Full utilization of GPU resources is the key to achieving optimal simulation efficiency in MD software. Using GROMACS as an example, this article uses CloudMetrics to present the runtime performance characteristics of GROMACS from different perspectives and analyze the current performance bottlenecks to optimize the software performance.
GPU Performance Monitoring Function of CloudMetrics
Node Dimension: CloudMetrics constructs multiple coordinate planes according to nodes selected by the user. Each coordinate plane shows the GPU resource usage of one node. Performance data of different GPUs on the same node are displayed on the same coordinate plane, with time as its x-axis. This node-based presentation mode helps users compare loads of different GPUs on the same node.

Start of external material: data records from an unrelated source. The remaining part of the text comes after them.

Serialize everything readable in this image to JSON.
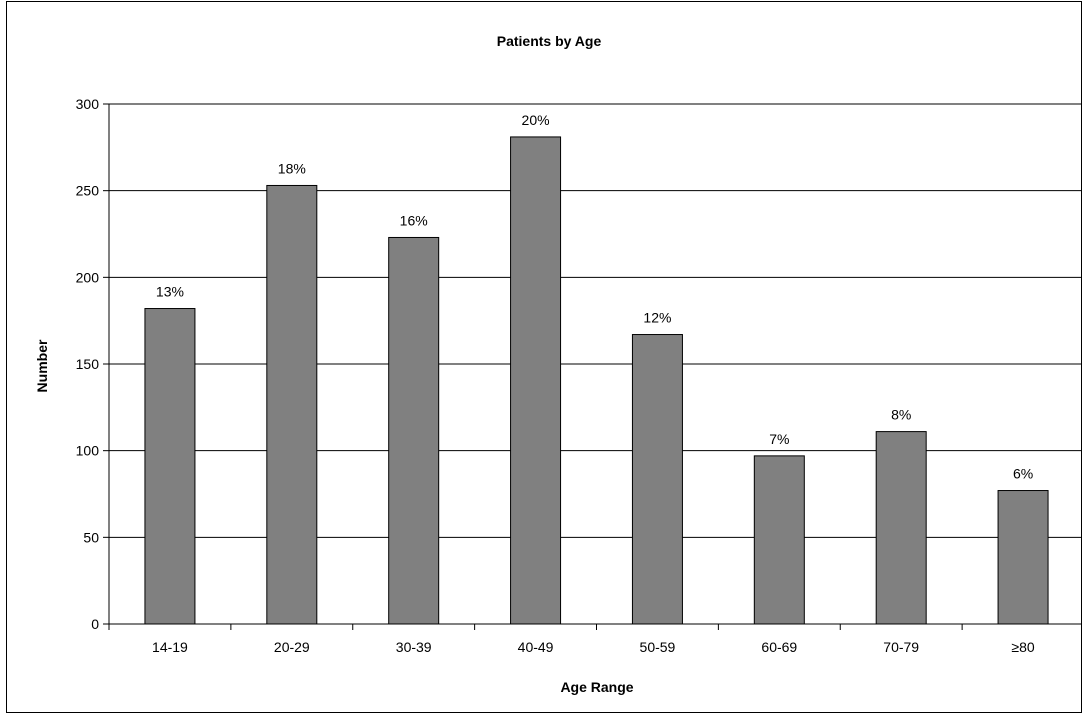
{
  "chart_data": {
    "type": "bar",
    "title": "Patients by Age",
    "xlabel": "Age Range",
    "ylabel": "Number",
    "categories": [
      "14-19",
      "20-29",
      "30-39",
      "40-49",
      "50-59",
      "60-69",
      "70-79",
      "≥80"
    ],
    "values": [
      182,
      253,
      223,
      281,
      167,
      97,
      111,
      77
    ],
    "data_labels": [
      "13%",
      "18%",
      "16%",
      "20%",
      "12%",
      "7%",
      "8%",
      "6%"
    ],
    "ylim": [
      0,
      300
    ],
    "yticks": [
      0,
      50,
      100,
      150,
      200,
      250,
      300
    ],
    "grid": true,
    "legend": "none",
    "colors": {
      "bar_fill": "#808080",
      "bar_stroke": "#000000",
      "grid": "#000000",
      "axis": "#000000",
      "background": "#ffffff"
    }
  }
}
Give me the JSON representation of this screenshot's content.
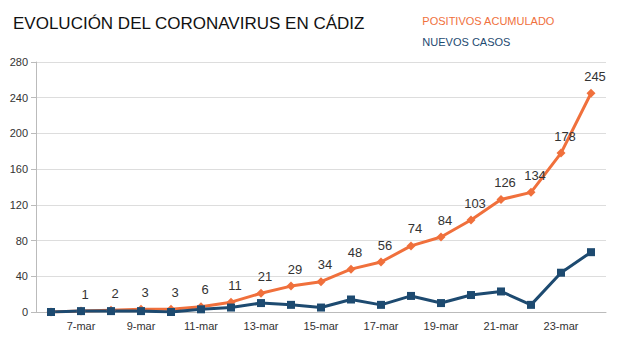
{
  "chart_data": {
    "type": "line",
    "title": "EVOLUCIÓN DEL CORONAVIRUS EN CÁDIZ",
    "categories": [
      null,
      "7-mar",
      null,
      "9-mar",
      null,
      "11-mar",
      null,
      "13-mar",
      null,
      "15-mar",
      null,
      "17-mar",
      null,
      "19-mar",
      null,
      "21-mar",
      null,
      "23-mar",
      null
    ],
    "series": [
      {
        "name": "POSITIVOS ACUMULADO",
        "color": "#f0703c",
        "marker": "diamond",
        "data_labels": true,
        "values": [
          0,
          1,
          2,
          3,
          3,
          6,
          11,
          21,
          29,
          34,
          48,
          56,
          74,
          84,
          103,
          126,
          134,
          178,
          245
        ],
        "value_labels": [
          null,
          "1",
          "2",
          "3",
          "3",
          "6",
          "11",
          "21",
          "29",
          "34",
          "48",
          "56",
          "74",
          "84",
          "103",
          "126",
          "134",
          "178",
          "245"
        ]
      },
      {
        "name": "NUEVOS CASOS",
        "color": "#1d4a70",
        "marker": "square",
        "data_labels": false,
        "values": [
          0,
          1,
          1,
          1,
          0,
          3,
          5,
          10,
          8,
          5,
          14,
          8,
          18,
          10,
          19,
          23,
          8,
          44,
          67
        ]
      }
    ],
    "ylim": [
      0,
      280
    ],
    "yticks": [
      0,
      40,
      80,
      120,
      160,
      200,
      240,
      280
    ],
    "grid": true,
    "legend": "top-right"
  }
}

Metric Dimension: CloudMetrics constructs multiple coordinate planes based on the GPU sub-devices and performance metrics selected by the user. Each coordinate plane shows the performance of a GPU sub-device or a performance metric on different nodes. This node-based presentation mode helps users compare the GPU loads of different nodes.

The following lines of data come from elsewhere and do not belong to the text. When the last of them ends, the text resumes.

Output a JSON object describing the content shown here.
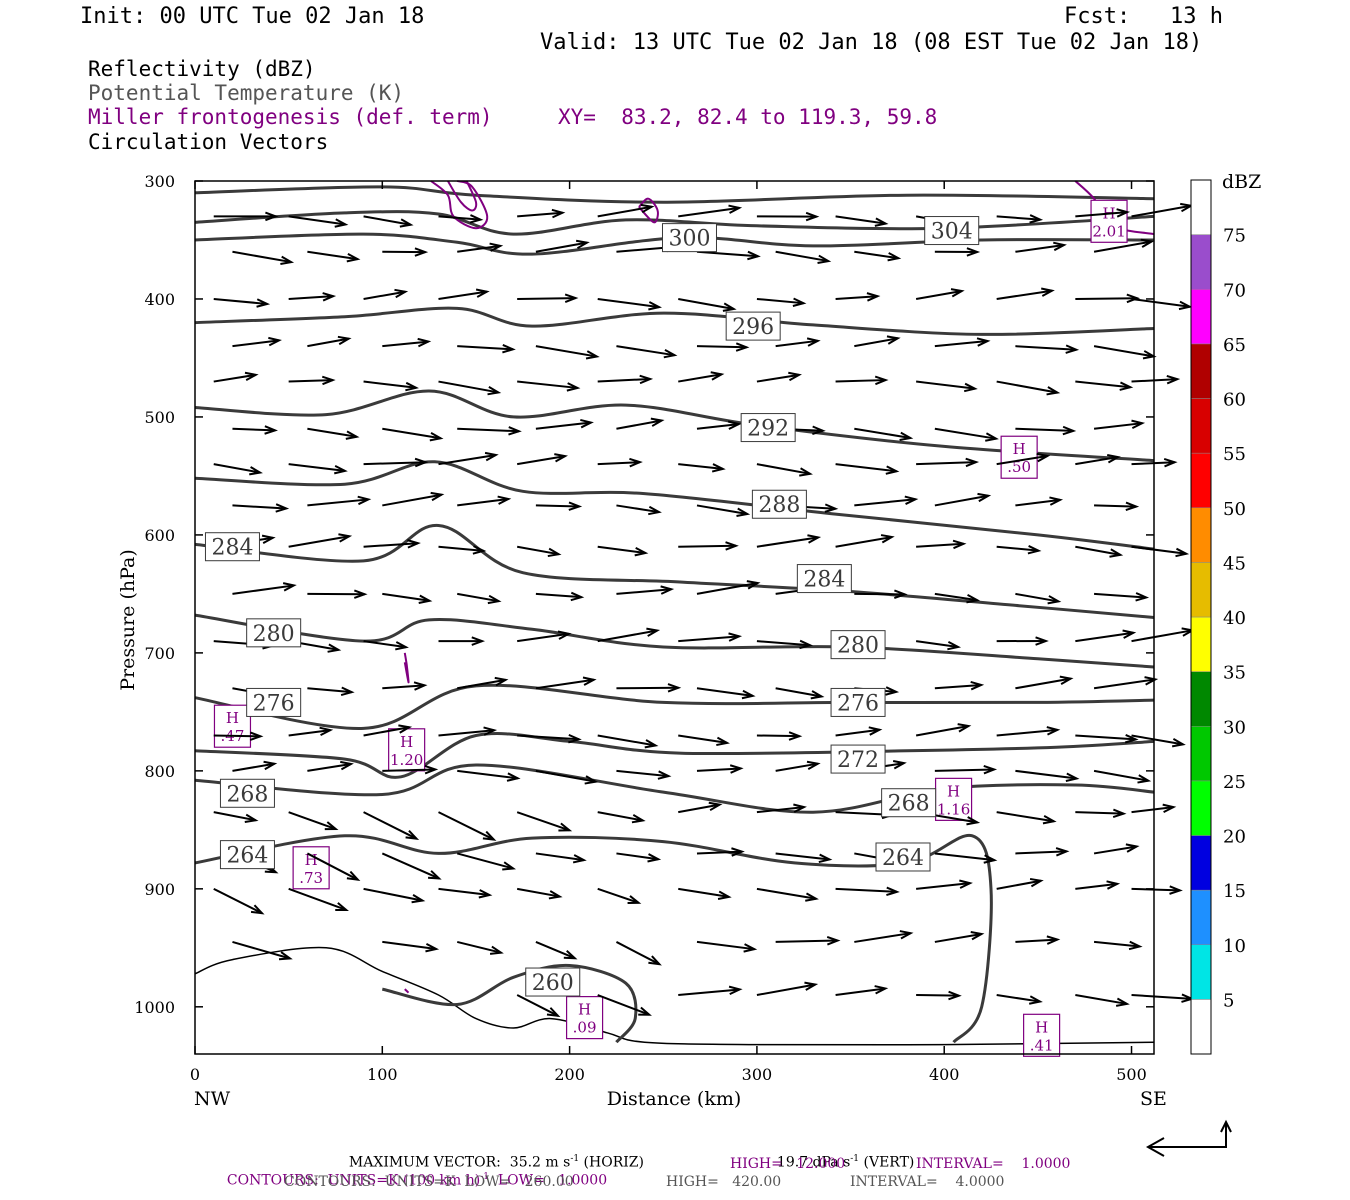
{
  "header": {
    "init": "Init: 00 UTC Tue 02 Jan 18",
    "fcst": "Fcst:   13 h",
    "valid": "Valid: 13 UTC Tue 02 Jan 18 (08 EST Tue 02 Jan 18)",
    "fields": [
      {
        "text": "Reflectivity (dBZ)",
        "color": "#000000"
      },
      {
        "text": "Potential Temperature (K)",
        "color": "#555555"
      },
      {
        "text": "Miller frontogenesis (def. term)",
        "color": "#800080"
      },
      {
        "text": "Circulation Vectors",
        "color": "#000000"
      }
    ],
    "xy": "XY=  83.2, 82.4 to 119.3, 59.8"
  },
  "chart_data": {
    "type": "cross-section",
    "xlabel": "Distance (km)",
    "ylabel": "Pressure (hPa)",
    "xlim": [
      0,
      512
    ],
    "ylim": [
      1040,
      300
    ],
    "x_ticks": [
      0,
      100,
      200,
      300,
      400,
      500
    ],
    "y_ticks": [
      300,
      400,
      500,
      600,
      700,
      800,
      900,
      1000
    ],
    "x_end_labels": {
      "left": "NW",
      "right": "SE"
    },
    "theta_label_values": [
      "300",
      "304",
      "296",
      "292",
      "288",
      "284",
      "284",
      "280",
      "280",
      "276",
      "276",
      "272",
      "268",
      "268",
      "264",
      "264",
      "260"
    ],
    "isentropes": [
      {
        "label": "304",
        "pts": [
          [
            0,
            310
          ],
          [
            100,
            305
          ],
          [
            150,
            312
          ],
          [
            250,
            318
          ],
          [
            380,
            312
          ],
          [
            512,
            315
          ]
        ]
      },
      {
        "label": "300",
        "pts": [
          [
            0,
            335
          ],
          [
            80,
            327
          ],
          [
            130,
            328
          ],
          [
            170,
            345
          ],
          [
            230,
            333
          ],
          [
            300,
            338
          ],
          [
            400,
            340
          ],
          [
            512,
            330
          ]
        ]
      },
      {
        "label": "300b",
        "pts": [
          [
            0,
            350
          ],
          [
            90,
            345
          ],
          [
            140,
            352
          ],
          [
            180,
            362
          ],
          [
            260,
            348
          ],
          [
            330,
            355
          ],
          [
            420,
            350
          ],
          [
            512,
            350
          ]
        ]
      },
      {
        "label": "296",
        "pts": [
          [
            0,
            420
          ],
          [
            80,
            415
          ],
          [
            140,
            408
          ],
          [
            180,
            423
          ],
          [
            250,
            412
          ],
          [
            330,
            422
          ],
          [
            420,
            430
          ],
          [
            512,
            425
          ]
        ]
      },
      {
        "label": "292",
        "pts": [
          [
            0,
            492
          ],
          [
            70,
            498
          ],
          [
            125,
            478
          ],
          [
            170,
            500
          ],
          [
            230,
            490
          ],
          [
            300,
            507
          ],
          [
            400,
            525
          ],
          [
            512,
            537
          ]
        ]
      },
      {
        "label": "288",
        "pts": [
          [
            0,
            552
          ],
          [
            80,
            557
          ],
          [
            128,
            538
          ],
          [
            175,
            563
          ],
          [
            240,
            565
          ],
          [
            340,
            582
          ],
          [
            450,
            600
          ],
          [
            512,
            612
          ]
        ]
      },
      {
        "label": "284",
        "pts": [
          [
            0,
            608
          ],
          [
            90,
            622
          ],
          [
            130,
            592
          ],
          [
            175,
            632
          ],
          [
            260,
            640
          ],
          [
            350,
            648
          ],
          [
            440,
            660
          ],
          [
            512,
            670
          ]
        ]
      },
      {
        "label": "280",
        "pts": [
          [
            0,
            668
          ],
          [
            90,
            690
          ],
          [
            125,
            672
          ],
          [
            180,
            680
          ],
          [
            250,
            695
          ],
          [
            350,
            695
          ],
          [
            450,
            705
          ],
          [
            512,
            712
          ]
        ]
      },
      {
        "label": "276",
        "pts": [
          [
            0,
            738
          ],
          [
            90,
            764
          ],
          [
            150,
            728
          ],
          [
            250,
            742
          ],
          [
            350,
            742
          ],
          [
            450,
            742
          ],
          [
            512,
            740
          ]
        ]
      },
      {
        "label": "272",
        "pts": [
          [
            0,
            783
          ],
          [
            80,
            790
          ],
          [
            110,
            805
          ],
          [
            150,
            770
          ],
          [
            200,
            775
          ],
          [
            260,
            785
          ],
          [
            380,
            783
          ],
          [
            460,
            780
          ],
          [
            512,
            775
          ]
        ]
      },
      {
        "label": "268",
        "pts": [
          [
            0,
            808
          ],
          [
            100,
            820
          ],
          [
            150,
            795
          ],
          [
            250,
            818
          ],
          [
            330,
            835
          ],
          [
            400,
            815
          ],
          [
            470,
            812
          ],
          [
            512,
            818
          ]
        ]
      },
      {
        "label": "264",
        "pts": [
          [
            0,
            878
          ],
          [
            80,
            855
          ],
          [
            130,
            870
          ],
          [
            180,
            857
          ],
          [
            250,
            860
          ],
          [
            320,
            878
          ],
          [
            380,
            878
          ],
          [
            415,
            855
          ],
          [
            425,
            900
          ],
          [
            420,
            1000
          ],
          [
            405,
            1030
          ]
        ]
      },
      {
        "label": "260",
        "pts": [
          [
            100,
            985
          ],
          [
            140,
            998
          ],
          [
            170,
            975
          ],
          [
            200,
            965
          ],
          [
            230,
            980
          ],
          [
            235,
            1010
          ],
          [
            225,
            1030
          ]
        ]
      }
    ],
    "terrain": [
      [
        0,
        972
      ],
      [
        20,
        960
      ],
      [
        70,
        950
      ],
      [
        100,
        970
      ],
      [
        130,
        990
      ],
      [
        150,
        1010
      ],
      [
        170,
        1018
      ],
      [
        190,
        1010
      ],
      [
        220,
        1022
      ],
      [
        240,
        1030
      ],
      [
        300,
        1032
      ],
      [
        400,
        1032
      ],
      [
        512,
        1030
      ]
    ],
    "frontogenesis_maxima": [
      {
        "label": "H",
        "value": "2.01",
        "x": 488,
        "p": 335
      },
      {
        "label": "H",
        "value": ".50",
        "x": 440,
        "p": 535
      },
      {
        "label": "H",
        "value": ".47",
        "x": 20,
        "p": 763
      },
      {
        "label": "H",
        "value": "1.20",
        "x": 113,
        "p": 783
      },
      {
        "label": "H",
        "value": "1.16",
        "x": 405,
        "p": 825
      },
      {
        "label": "H",
        "value": ".73",
        "x": 62,
        "p": 883
      },
      {
        "label": "H",
        "value": ".09",
        "x": 208,
        "p": 1010
      },
      {
        "label": "H",
        "value": ".41",
        "x": 452,
        "p": 1025
      }
    ],
    "colorbar": {
      "title": "dBZ",
      "levels": [
        "5",
        "10",
        "15",
        "20",
        "25",
        "30",
        "35",
        "40",
        "45",
        "50",
        "55",
        "60",
        "65",
        "70",
        "75"
      ],
      "colors": [
        "#ffffff",
        "#00e5e5",
        "#1e90ff",
        "#0000e0",
        "#00ff00",
        "#00c800",
        "#008800",
        "#ffff00",
        "#e6bc00",
        "#ff8c00",
        "#ff0000",
        "#d80000",
        "#b00000",
        "#ff00ff",
        "#9a4dcc",
        "#ffffff"
      ]
    }
  },
  "footer": {
    "max_vector_a": "MAXIMUM VECTOR:  35.2 m s",
    "max_vector_a_sup": "-1",
    "max_vector_b": " (HORIZ)",
    "max_vector_c": "19.7 dPa s",
    "max_vector_c_sup": "-1",
    "max_vector_d": " (VERT)",
    "contours1_a": "CONTOURS:  UNITS=K (100 km h)",
    "contours1_sup": "-1",
    "contours1_b": "  LOW=   1.0000",
    "contours1_c": "HIGH=   12.000",
    "contours1_d": "INTERVAL=    1.0000",
    "contours2_a": "CONTOURS:  UNITS=K  LOW=   260.00",
    "contours2_b": "HIGH=   420.00",
    "contours2_c": "INTERVAL=    4.0000"
  }
}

Using CloudMetrics to Provide Guidance for GROMACS Performance Optimization
In the following example, the GPU version of GROMACS runs on an ecs.gn5 instance (8 cores, 16 vCPUs, 120 GB of memory, and 2 P100s), and the system resource usage information monitored by CloudMetrics is used for optimization.
The two figures indicate that:
- The CPU usage is constantly above 85%.
- The GPU usage ranges from 45% to 70% and fluctuates significantly.
- The video RAM usage of the GPU is about 25%.
- The PCI-E transmission bandwidth of the GPU generally does not exceed 2 Gbit/s.
This indicates that the CPU computing resources are almost exhausted and the load is heavy. However, the GPU computing resources, video RAM, and PCI-E bandwidth have not reached their bottlenecks yet and can be utilized further. The GROMACS software itself uses the “CPU + GPU” active/standby collaborative computing mode.
The performance bottleneck of either the CPU or GPU will slow down the overall performance of the software. Therefore, to improve the software execution efficiency of GROMACS, you can move the load of the PME computing process from the CPU to the GPU. This method not only reduces the computing load on the CPU, but also fully utilizes the GPU computing resources, better balancing the computing load between the CPU and GPU. After completing the preceding optimization, you can use CloudMetrics again to monitor the system resource usage of GROMACS when it is running.
The two figures show the performance data after the PME computing process is offloaded from the CPU to the GPU:
- The CPU usage drops between 30% and 35%.
- The GPU usage is generally above 70%, with small fluctuations.
- The video RAM usage of the GPU increases by more than 50%.
- The PCI-E transmission bandwidth of the GPU is above 3 Gbit/s.
- While the load remains the same, the execution time is reduced by 50% after optimization.
To sum up, for software that adopts the “CPU + GPU” active/standby acceleration mode, you can balance the computing load between the CPU and GPU to greatly improve the execution efficiency of the software.
CloudMetrics can monitor the usage of cluster resources, such as computing, memory, network, disk, and accelerator card resources, and present the results to users in a systematic manner. Users can conveniently compare and analyze the performance data provided by CloudMetrics to quickly locate the performance bottlenecks and optimize their applications accordingly.